Last Sunday, a dear friend and I met for lunch. Although we live less than ten kilometers from each other, we meet less than five times a year. Our last rendezvous was at a breakfast event earlier this year, which she was hosting. In between entertaining others and keeping things in check, we hardly got the time to ‘catch up’.
So this time, there was a lot we had to fill each other on, mostly her trials at running her own business, interpreting mixed signals from a certain gentleman of interest, dealing with her supportive but anxious parents with regard to her 30-year-old unmarried status and mutual exclamations at the horrors being inflicted by our ex-boss at a company we began working for right out of graduate school.
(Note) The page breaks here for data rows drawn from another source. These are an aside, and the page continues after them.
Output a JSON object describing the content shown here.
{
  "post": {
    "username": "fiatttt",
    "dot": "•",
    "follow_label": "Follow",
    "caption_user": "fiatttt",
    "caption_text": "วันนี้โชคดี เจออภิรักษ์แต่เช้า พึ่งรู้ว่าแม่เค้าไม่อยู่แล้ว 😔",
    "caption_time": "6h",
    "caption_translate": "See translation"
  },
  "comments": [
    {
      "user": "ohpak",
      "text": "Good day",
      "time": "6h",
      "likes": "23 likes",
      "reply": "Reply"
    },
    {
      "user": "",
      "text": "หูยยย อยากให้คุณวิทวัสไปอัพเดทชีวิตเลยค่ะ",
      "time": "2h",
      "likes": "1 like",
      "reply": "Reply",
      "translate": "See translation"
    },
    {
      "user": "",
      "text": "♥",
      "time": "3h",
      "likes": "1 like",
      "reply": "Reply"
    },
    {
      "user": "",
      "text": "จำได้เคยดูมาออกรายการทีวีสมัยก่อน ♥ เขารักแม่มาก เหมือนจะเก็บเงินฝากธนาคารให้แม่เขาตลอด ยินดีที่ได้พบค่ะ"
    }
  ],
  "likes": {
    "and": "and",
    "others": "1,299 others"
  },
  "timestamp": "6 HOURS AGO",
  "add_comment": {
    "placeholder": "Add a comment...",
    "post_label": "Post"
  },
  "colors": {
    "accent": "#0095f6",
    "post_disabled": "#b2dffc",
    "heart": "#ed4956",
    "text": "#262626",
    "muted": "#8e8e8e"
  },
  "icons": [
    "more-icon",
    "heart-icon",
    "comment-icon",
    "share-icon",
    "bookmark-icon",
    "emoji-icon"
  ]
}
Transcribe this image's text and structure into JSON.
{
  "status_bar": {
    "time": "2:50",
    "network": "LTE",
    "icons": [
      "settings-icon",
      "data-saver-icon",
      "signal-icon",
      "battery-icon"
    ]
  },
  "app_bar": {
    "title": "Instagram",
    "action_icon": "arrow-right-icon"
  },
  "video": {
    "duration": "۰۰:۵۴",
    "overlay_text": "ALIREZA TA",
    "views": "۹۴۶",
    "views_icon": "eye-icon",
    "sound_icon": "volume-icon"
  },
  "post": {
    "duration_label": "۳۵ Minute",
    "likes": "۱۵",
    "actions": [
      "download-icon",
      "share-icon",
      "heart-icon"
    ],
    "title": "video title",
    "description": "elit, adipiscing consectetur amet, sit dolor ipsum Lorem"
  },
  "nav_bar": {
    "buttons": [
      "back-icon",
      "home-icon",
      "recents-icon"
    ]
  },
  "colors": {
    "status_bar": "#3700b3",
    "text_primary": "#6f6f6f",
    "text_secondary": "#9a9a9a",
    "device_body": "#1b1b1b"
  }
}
If I had to pick a best friend (among women), she would be it. In addition to being classmates at college, we had found a common interest, namely, commuting from the same location to our classroom nearly 20 kilometers away. When I wasn’t playing (and praying for) the empty bus lottery, I would hitch a ride in her cantankerous white car. Our adventures in that disheveled beast included water puddles at our feet from the leaky roof, lizards resting behind the steering wheel and a disruption in our philosophical ramblings by the sudden demise of the engine on a highway stretch with no help. The final straw was the shocking disappearance of that crippled metal mass from outside the office where we had begun our journey together into paid labor. The car was finally retrieved but by then my friend had fallen out of love with it. She gave it away to the plumber and got a swifter ride. And it has been so long since the fateful day that even the second car is being done in for a fancier ride this October.
She and I were born in the same year, nineteen days apart. Being zodiac twins meant that over the years we had shared horoscope defined drivel that was supposed to explain our lives. To no one’s surprise, it never did. As we dug into a steaming Vegetable Stew with Appam and an aubergine curd dish with parathas, the conversation veered towards our present lives that couldn’t have been more dissimilar. Even though we spent two years at our first job together, the ensuing joys and sorrows have been uniquely our own. And yet we have been few dialed numbers away, hers being among the few that have been imprinted in my mind, unmarred by memories going digital.
Even though we haven’t been very regular with our correspondence, we ease into it when we do meet. There are no shields, pretenses or hidden cobwebs. It’s confession closet and more.
Nothing compares of course to the one time she called, nearly three years ago after a very long gap.
“Heyyyy (the long drawl is a must for our greeting)! How’ve you been? Lets meet soon. It’s been forever.”
The usual drill is for us to decide time and place, dependent mostly on which new restaurant we want to try, and then we meet soon after. This one time however, when she called I was lying flat on my back having given birth to my little girl a few hours before.
“Dude, you are not going to believe this, but I’ve just had a baby. So, yeah let’s meet soon. Come to the hospital maybe?”
And then we laughed and laughed.
Since then we’ve met several times, always with the little girl who addresses my friend as her own while distinct aromas pepper our ramblings. This time they posed and paired and shared a meal. And we parted having amassed stories until next time and after discovering that I could enjoy a sugary apple treat (with the right company) even if I’d never given it half a chance before.
For all our feelings of sisterhood, when we meet or call each other to spill all, there are portions of each other’s lives we’ve narrowly missed. That is the shape of things with us and this is how I know we’ll always be; without ceremonious chatter or forced smiles, but almost always with savory bites and hungry ears, waiting to devour the tales of lost time.